Encéphalopathie hépatique
Chez un petit nombre de patients cirrhotiques, il peut survenir une complication appelée encéphalopathie hépatique, une détérioration de la fonction mentale. Les personnes atteintes peuvent présenter des signes de désorientation et de confusion. La cause précise de l’encéphalopathie hépatique peut être le résultat de l’accumulation de produits issus de la décomposition des protéines que le foie défaillant a du mal à traiter. Le sang, qui contient des toxines, est « court-circuité » ou redirigé vers la circulation centrale et vers le cerveau sans passer par le foie. Des médicaments peuvent aider à maximiser la tolérance aux protéines. La prescription de lactulose aux patients accroît la tolérance aux protéines alimentaires.
Ascite
La cirrhose perturbe la régulation du sodium et de l’eau dans le corps. La rétention excessive de sodium est la principale cause d’accumulation de liquide dans la cavité abdominale. C’est la plus commune des complications majeures de la cirrhose. Le traitement de l’ascite peut exiger la restriction du sodium alimentaire et souvent l’administration de diurétiques. Des mesures de restriction de l’apport de liquides ou d’enlèvement des liquides sont prises lorsque le sodium sérique est inférieur à 120 mmoles/l. De petits repas fréquents semblent mieux tolérés. Les mesures prises pour diminuer l’ascite favorisent l’apport alimentaire.
Poids et stéatose
Certains malades en surpoids doivent réduire leur alimentation pour diminuer la stéatose. La stéatose du foie est présente chez plus de 50 % des patients VHC. Chez un grand nombre d’entre eux, la maladie semble reliée à l’obésité et surtout à l’adiposité viscérale. La stéatose hépatique, lorsqu’elle va de pair avec l’obésité, est un important précurseur du développement de la fibrose et des autres maladies du foie. La stéatose est aussi un obstacle au succès du traitement du VHC. Chez les patients avec de l’embonpoint et de la stéatose, la perte de poids amène une amélioration de l’état du foie. Il est démontré que la perte de poids occasionne une baisse de la graisse viscérale. Néanmoins, une perte rapide peut aggraver les lésions du foie, causer une inflammation portale et augmenter de la fibrose (5,6). Le but devrait donc être une perte graduelle de 10 % du poids corporel, par une alimentation saine et par de l’activité physique régulière, et non par l’adoption d’un régime-choc amaigrissant.

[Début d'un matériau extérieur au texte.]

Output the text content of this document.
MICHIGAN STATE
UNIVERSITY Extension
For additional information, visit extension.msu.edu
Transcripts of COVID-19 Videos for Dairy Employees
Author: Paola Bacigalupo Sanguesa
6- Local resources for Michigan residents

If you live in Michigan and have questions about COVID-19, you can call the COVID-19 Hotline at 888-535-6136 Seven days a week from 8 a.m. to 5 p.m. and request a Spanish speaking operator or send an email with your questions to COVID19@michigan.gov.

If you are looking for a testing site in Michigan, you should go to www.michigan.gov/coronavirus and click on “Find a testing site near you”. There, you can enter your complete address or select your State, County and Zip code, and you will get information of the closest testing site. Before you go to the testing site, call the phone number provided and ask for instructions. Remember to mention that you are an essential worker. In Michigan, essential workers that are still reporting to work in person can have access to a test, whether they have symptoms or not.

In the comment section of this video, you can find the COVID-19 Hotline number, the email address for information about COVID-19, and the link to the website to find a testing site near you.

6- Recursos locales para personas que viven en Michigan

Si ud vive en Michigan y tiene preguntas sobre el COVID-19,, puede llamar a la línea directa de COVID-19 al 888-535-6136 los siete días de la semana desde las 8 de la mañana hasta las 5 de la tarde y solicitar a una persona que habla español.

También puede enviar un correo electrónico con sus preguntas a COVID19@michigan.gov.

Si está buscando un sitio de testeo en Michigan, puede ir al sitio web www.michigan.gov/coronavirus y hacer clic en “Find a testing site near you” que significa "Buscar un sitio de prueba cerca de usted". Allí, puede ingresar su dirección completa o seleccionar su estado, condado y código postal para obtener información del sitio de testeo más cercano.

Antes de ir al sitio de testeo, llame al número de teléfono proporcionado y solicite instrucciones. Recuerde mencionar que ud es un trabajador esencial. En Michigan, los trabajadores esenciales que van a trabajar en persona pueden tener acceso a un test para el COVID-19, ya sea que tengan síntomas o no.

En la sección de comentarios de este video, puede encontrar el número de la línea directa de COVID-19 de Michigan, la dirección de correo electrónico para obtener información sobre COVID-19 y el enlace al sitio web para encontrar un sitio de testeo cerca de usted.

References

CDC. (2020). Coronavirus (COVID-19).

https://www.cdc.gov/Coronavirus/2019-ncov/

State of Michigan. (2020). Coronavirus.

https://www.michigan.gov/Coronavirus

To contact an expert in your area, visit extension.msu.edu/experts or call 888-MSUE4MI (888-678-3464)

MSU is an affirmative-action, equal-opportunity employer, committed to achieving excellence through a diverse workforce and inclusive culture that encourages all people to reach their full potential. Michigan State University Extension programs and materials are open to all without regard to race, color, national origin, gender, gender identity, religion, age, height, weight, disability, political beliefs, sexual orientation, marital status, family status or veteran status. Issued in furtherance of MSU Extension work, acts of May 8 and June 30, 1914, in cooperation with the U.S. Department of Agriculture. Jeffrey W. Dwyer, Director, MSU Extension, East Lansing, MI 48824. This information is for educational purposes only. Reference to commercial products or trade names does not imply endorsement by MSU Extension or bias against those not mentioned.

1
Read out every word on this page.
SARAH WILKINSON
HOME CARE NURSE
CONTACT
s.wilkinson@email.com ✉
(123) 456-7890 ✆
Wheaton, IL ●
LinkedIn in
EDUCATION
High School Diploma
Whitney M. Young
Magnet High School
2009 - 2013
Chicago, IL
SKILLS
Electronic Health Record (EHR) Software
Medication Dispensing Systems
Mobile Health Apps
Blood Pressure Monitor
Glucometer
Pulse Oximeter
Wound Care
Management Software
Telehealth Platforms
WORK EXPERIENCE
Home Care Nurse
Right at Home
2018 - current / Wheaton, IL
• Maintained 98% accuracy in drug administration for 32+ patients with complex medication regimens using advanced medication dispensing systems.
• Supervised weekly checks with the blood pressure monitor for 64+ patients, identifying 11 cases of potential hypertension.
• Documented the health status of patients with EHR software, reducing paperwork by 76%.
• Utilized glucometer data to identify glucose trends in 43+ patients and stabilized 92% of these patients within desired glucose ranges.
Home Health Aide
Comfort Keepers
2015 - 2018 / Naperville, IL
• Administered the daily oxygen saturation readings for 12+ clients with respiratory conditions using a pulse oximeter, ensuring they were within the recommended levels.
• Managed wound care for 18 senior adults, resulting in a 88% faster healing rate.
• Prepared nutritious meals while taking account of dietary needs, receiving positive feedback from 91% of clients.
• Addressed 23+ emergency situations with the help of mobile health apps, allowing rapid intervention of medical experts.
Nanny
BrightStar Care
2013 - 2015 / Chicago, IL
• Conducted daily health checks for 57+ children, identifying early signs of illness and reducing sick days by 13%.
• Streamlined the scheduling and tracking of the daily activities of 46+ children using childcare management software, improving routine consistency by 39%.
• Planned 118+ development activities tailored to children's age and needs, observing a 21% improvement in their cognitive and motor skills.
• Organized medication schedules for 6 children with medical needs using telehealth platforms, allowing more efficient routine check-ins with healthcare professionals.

Mieux manger pour vivre mieux
Le foie étant au cœur des processus nutritionnels, il a un effet considérable sur l’état nutritionnel global des personnes infectées par le VHC. La progression de la maladie est fréquemment une cause de malnutrition, qui contribue à la morbidité et à la mortalité.
Une amélioration individualisée de l’alimentation peut aider les personnes infectées par le VHC à mieux respecter leur foie, contribuer au succès du traitement et améliorer leur qualité de vie. Bien se nourrir et y trouver du plaisir doit devenir un acte thérapeutique aussi important que de prendre des médicaments.
Michel Bonjour
(1) Piche T., Schneider S.-M., Tran A. et al : Resting energy expenditure in chronic hepatitis C. J Hepatol 2000; 33(4):623.627.
(2) Wong K., Visocan B.-J., Fish J. : Nutrition management of the adult with liver disease. Dans Skipper A
(éd) : Dietitian’s Handbook of Enteral and Parenteral Nutrition. Rockville, MD : ASPEN Publishers Inc., 1998.
(3) Lochs H., Plauth M. : Liver cirrhosis : rationale and modalities for nutritional support : the European Society for Parenteral and Enteral Nutrition consensus and beyond. Curr Opin Clin Nutr Metab Care 1999; 2(4):345.349.
(4) 116. Alberino F., Gatta A., Amodio P. et al : Nutrition and survival in patients with liver cirrhosis. Nutrition 2001; 17(6):445.450.
(5) Scolapio J.-S., Bowen J., Stoner G. et al : Substrate oxidation in patients with cirrhosis : comparison with other nutritional markers. J Parenter Enteral Nutr
2000; 24(3):150.153.
(6) Shronts E., Fish J. : Hepatic failure. Dans Nutrition Support Dietetics : Core Curriculum. Silver Springs, MD : American Society for Parenteral and Enteral Nutrition Publishing, 1993:311.325.